Carry on a real dialogue with Artificial Intelligence (AI)

Quantum Computing will revolutionize artificial intelligence by providing extensive computing power to facilitate a more agile and robust artificial intelligence, notably in natural language processing and general AI. 

In the last few years, we have achieved a great deal in improving computing power. Quantum Computing, however, is incomparably more advanced than anything we have today. AI-backed by a Quantum Computer possesses the potential to carry on an authentic discussion with humans and genuinely comprehend what is being said.

Build energy-saving materials

Quantum computing uses the basic laws of quantum physics to deliver an incomprehensible amount of calculations simultaneously. This “4th Industrial Revolution”, will generate enormous opportunities for both science and any industry. Applications could encompass the construction of new medicines and more energy-efficient materials, as well as weather forecasting, financial modelling, and other forms of Artificial Intelligence. But as with any new technology, the most impressive applications are those which we have not yet conceived.

Significant threat to our current cybersecurity measures

It’s already established that the power of quantum computing will overshadow our prevailing processing capacities and will escort a new age of information and innovation. However, that power will also pose a significant threat to cyber security, forcing us to completely rethink the way we guard all types of data transfers. If we don’t, none of our data will be safe. 

Fortunately, quantum cyber security is already tackling that hurdle with advancements such as quantum key distribution, quantum safe algorithms and true random numbers. 

Endanger online banking activities and communications

As mentioned above, Quantum Computing will leave us with no choice but to rethink the essential criteria of our current digital security standards. Quantum computer attacks are just waiting for an actual quantum computer to appear.
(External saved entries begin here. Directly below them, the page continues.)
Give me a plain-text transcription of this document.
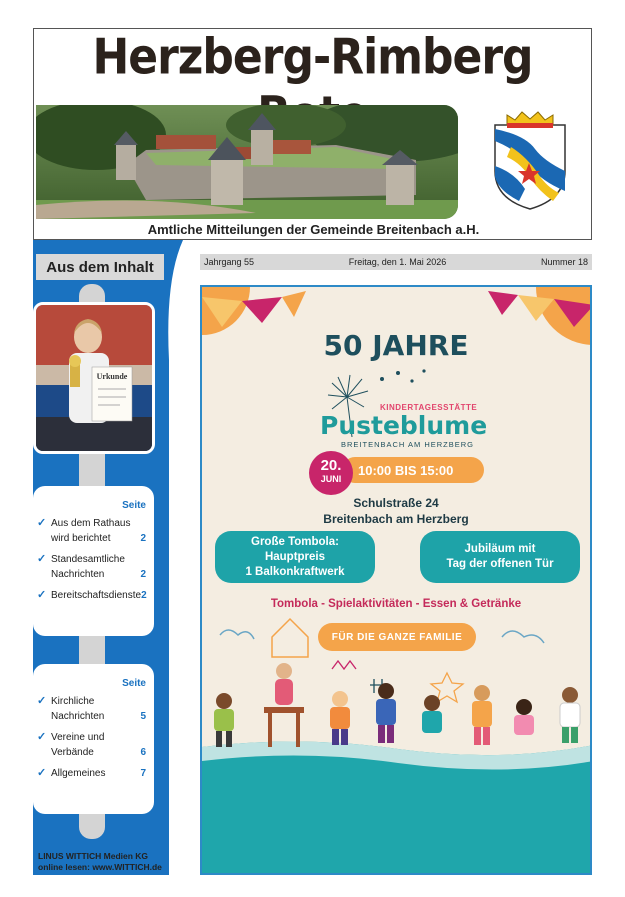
Herzberg-Rimberg
Amtliche Mitteilungen der Gemeinde Breitenbach a.H.
Aus dem Inhalt
Urkunde
Seite
✓ Aus dem Rathaus wird berichtet	2
✓ Standesamtliche Nachrichten	2
✓ Bereitschaftsdienste 2
Seite
✓ Kirchliche Nachrichten	5
✓ Vereine und Verbände	6
✓ Allgemeines	7
LINUS WITTICH Medien KG
online lesen: www.WITTICH.de
Jahrgang 55	Freitag, den 1. Mai 2026	Nummer 18
50 JAHRE
KINDERTAGESSTÄTTE
Pusteblume
BREITENBACH AM HERZBERG
10:00 BIS 15:00
20.
JUNI
Schulstraße 24
Breitenbach am Herzberg
Große Tombola:
Hauptpreis
1 Balkonkraftwerk
Jubiläum mit
Tag der offenen Tür
Tombola - Spielaktivitäten - Essen & Getränke
FÜR DIE GANZE FAMILIE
Once the world has access to such high power computing, it can easily break much of today’s universally used cryptography. This cryptography carries the protection of pretty much everything we currently take for granted: from online banking transactions to all our communications.  

Quantum safe cryptography needs to be implemented soon. Otherwise, the quantum computer will undoubtedly alter our world in a way we do not wish for.
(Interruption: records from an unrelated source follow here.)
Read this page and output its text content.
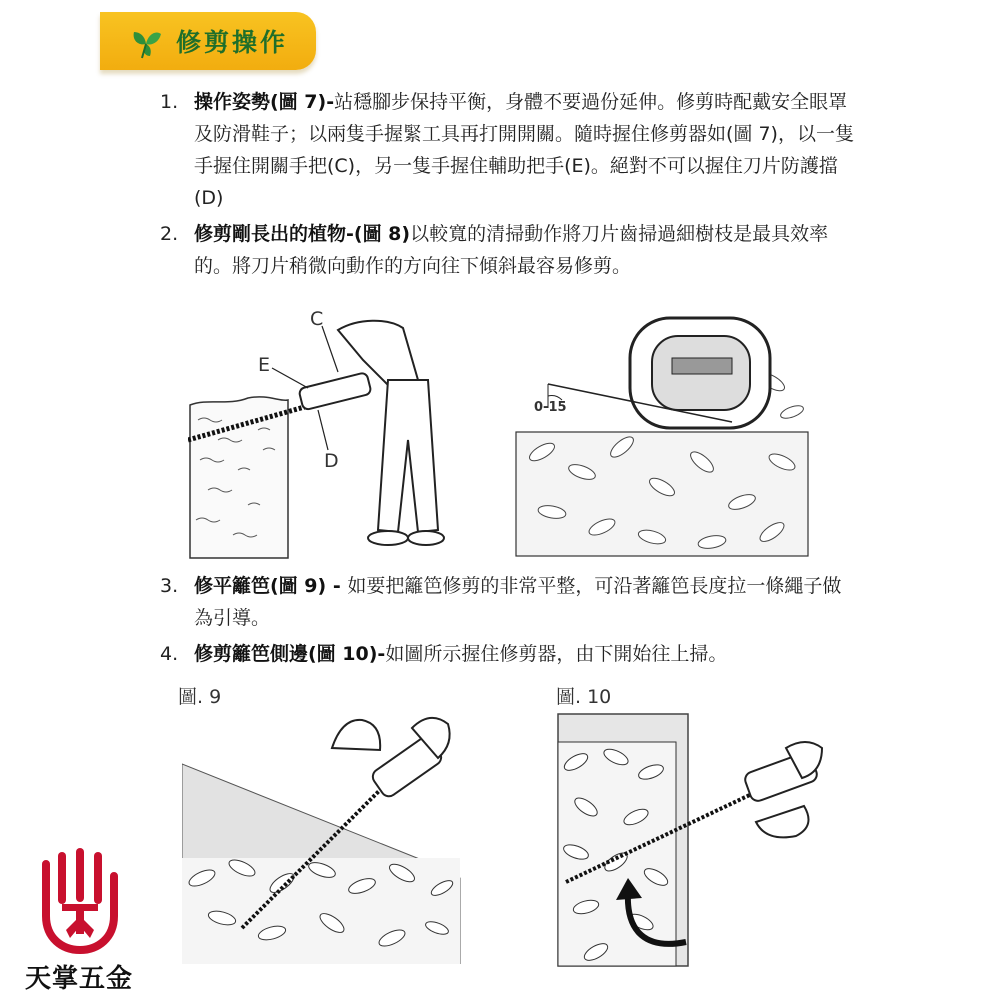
修剪操作
1. 操作姿勢(圖 7)-站穩腳步保持平衡，身體不要過份延伸。修剪時配戴安全眼罩及防滑鞋子；以兩隻手握緊工具再打開開關。隨時握住修剪器如(圖 7)，以一隻手握住開關手把(C)，另一隻手握住輔助把手(E)。絕對不可以握住刀片防護擋(D)
2. 修剪剛長出的植物-(圖 8)以較寬的清掃動作將刀片齒掃過細樹枝是最具效率的。將刀片稍微向動作的方向往下傾斜最容易修剪。
C
E
D
0-15
3. 修平籬笆(圖 9) - 如要把籬笆修剪的非常平整，可沿著籬笆長度拉一條繩子做為引導。
4. 修剪籬笆側邊(圖 10)-如圖所示握住修剪器，由下開始往上掃。
圖. 9	圖. 10
天掌五金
It will help with traffic control

Quantum computers can help streamline traffic control both on the ground and up in the air. The computer can quickly calculate the optimal routes which will allow for effective scheduling and would decrease traffic gridlock. Similarly, quantum computers are so powerful; they can also optimize supply chains, air traffic control, navy operations and performances.

It can tackle the whole problem at once

Rather than solving problems section by section as we do now with traditional computers, quantum computers can resolve the complete issue at once. This unlocks the gateway for astonishing improvements in all fields from financial services to our public security. In other words, quantum computers provide us with the intelligence to solve complicated problems that surpass the aptitudes of traditional machines.

The Emergence Of A New Era Of Innovation

A significant reason why quantum computing is so exciting is that Moore’s Law is ending. However, quantum computers are different than anything we have seen so far. They use a different logic, computing languages and algorithms and more suited for different tasks. 

In other words, it’s too soon to predict anything for certain. It takes time for an ecosystem to develop around technology and create a significant impact. We are only now beginning to explore what varieties of quantum algorithms can be used on a quantum computer. That means that any significant effect from quantum computers won’t be witnessed for a decade or more. 

However, we are confident that the quantum era will bring with it a world of opportunities. It will allow us to tackle tasks that are unthinkable today and may even reshape the world.